Getting money out of China can require street smarts, given its strict capital controls. But getting cash into Dubai is easier than in many other places. Singapore’s authorities, for example, have been combing over the books of foreign investors after a series of scandals related to family offices in recent years. They have also been reining in the crypto sector, which is often used to move illicit funds across borders. The mood is calmer in Dubai. And many crypto firms are heading there, says Lewin Li, an entrepreneur in the city.

Socially, Dubai’s permissiveness appeals to China’s rich. “In China, even if you are super rich, you cannot drive a Lamborghini,” says Li Guo. In keeping with the Communist Party’s expectations, businessmen like him these days keep it “low key” at home, he says. “But in Dubai, you can drive anything. No one will touch you.” For those who want to fly the flag, Hongqi, which produces limousines for the Communist Party’s bigwigs, has a showroom near the downtown area. Richard Zhang, a luxury-watch dealer near Dubai’s Grand Souk, says people from all over the world favour the entrepot as a place to enjoy their wealth without bother.

Dubai also offers chances to make more money. Chinese investors have piled into Dubai’s property market, one of the hottest in the world. Residential property prices in Dubai posted growth of about 12% in 2025 (albeit slower than the 16.5% increase in 2024) . That contrasts with China’s largely illiquid, depressed property sector. Alice Liu imports Chinese solar panels to Dubai, then exports them to the region. But sensing the upswing in interest from Chinese buyers, Ms Liu just qualified as an agent marketing properties to investors from China. Her clients “are more interested in rental yields than hot tubs”, she says.

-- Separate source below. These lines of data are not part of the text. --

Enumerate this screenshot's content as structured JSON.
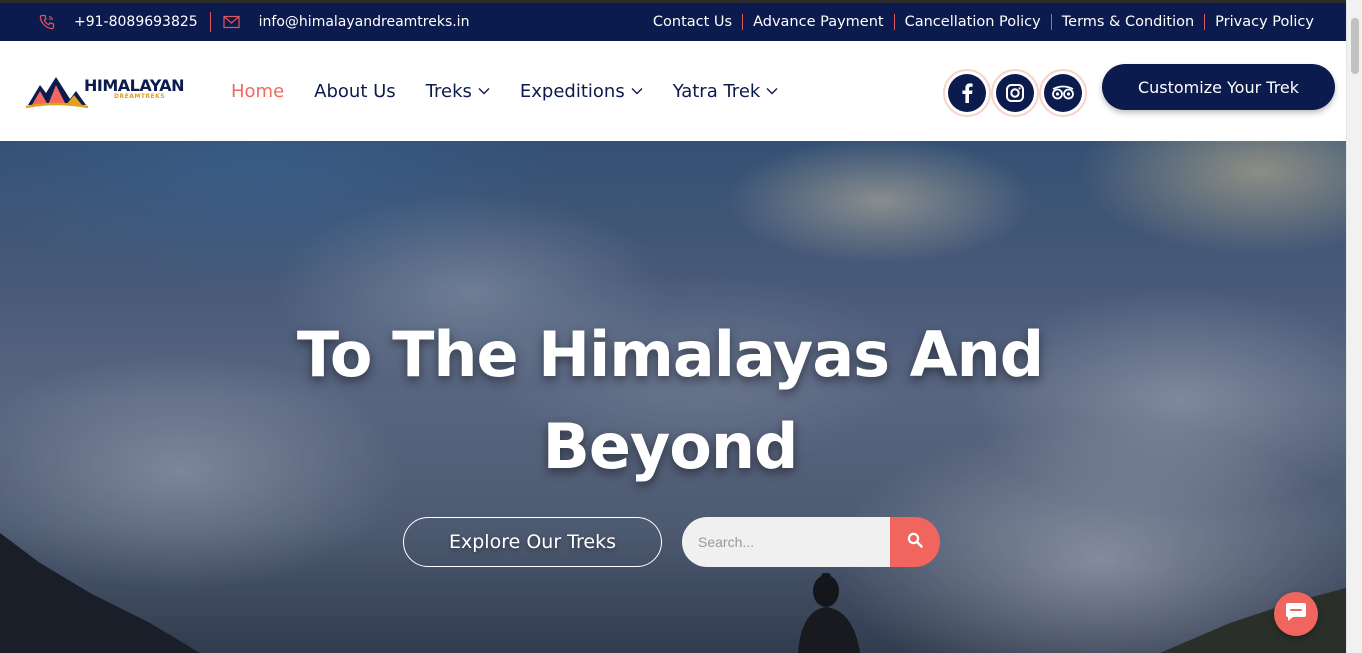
{
  "topbar": {
    "phone": "+91-8089693825",
    "email": "info@himalayandreamtreks.in",
    "links": [
      "Contact Us",
      "Advance Payment",
      "Cancellation Policy",
      "Terms & Condition",
      "Privacy Policy"
    ]
  },
  "brand": {
    "name": "HIMALAYAN",
    "sub": "DREAMTREKS"
  },
  "nav": {
    "items": [
      {
        "label": "Home",
        "active": true
      },
      {
        "label": "About Us"
      },
      {
        "label": "Treks",
        "dropdown": true
      },
      {
        "label": "Expeditions",
        "dropdown": true
      },
      {
        "label": "Yatra Trek",
        "dropdown": true
      }
    ]
  },
  "socials": [
    "facebook-icon",
    "instagram-icon",
    "tripadvisor-icon"
  ],
  "cta": {
    "label": "Customize Your Trek"
  },
  "hero": {
    "title_line1": "To The Himalayas And",
    "title_line2": "Beyond",
    "explore_label": "Explore Our Treks",
    "search_placeholder": "Search..."
  },
  "colors": {
    "navy": "#0c1b4d",
    "accent": "#f0685e"
  }
}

Chinese start-ups see gold in the desert. Like China, Dubai’s regulators welcome experiments in new technologies, such as artificial intelligence and autonomous robots. But Dubai also has an abundance of patient capital and rich customers. As The Economist and Eric Dong, WeRide’s capital-markets boss, glide through Dubai in one of the firm’s self-driving taxis one February morning, he says his business is far more profitable in Dubai than it would be in China. At home users pay about 30 cents per kilometre for a taxi; in Dubai riders fork over roughly three times as much. All three of China’s big av firms are driving in Dubai.

Will the city maintain its welcome for Chinese migrants and investors? The arrival of bad actors is one complication. After China began cracking down on scam centres run by its nationals in South-East Asia in recent years, for example, some cashed-up cyber criminals have shifted to Dubai. They brought along hundreds of indentured workers, many of whom lived in a run-down Chinese community on Dubai’s outskirts before a crackdown. Several expats report being questioned by authorities when leaving China about their business in Dubai, an apparent attempt to stop human trafficking.

Two other risks exist. First, Chinese authorities may grow tired of seeing their richest citizens moving money overseas, and flaunting it. If so, more clampdowns on capital moving abroad and restrictions on trips for Chinese citizens could follow. The bigger worry would be conflict between America and China, which could perhaps see entities in Dubai, such as banks, targeted through secondary sanctions for their Chinese dealings. But until such a time the city’s expats will continue to indulge.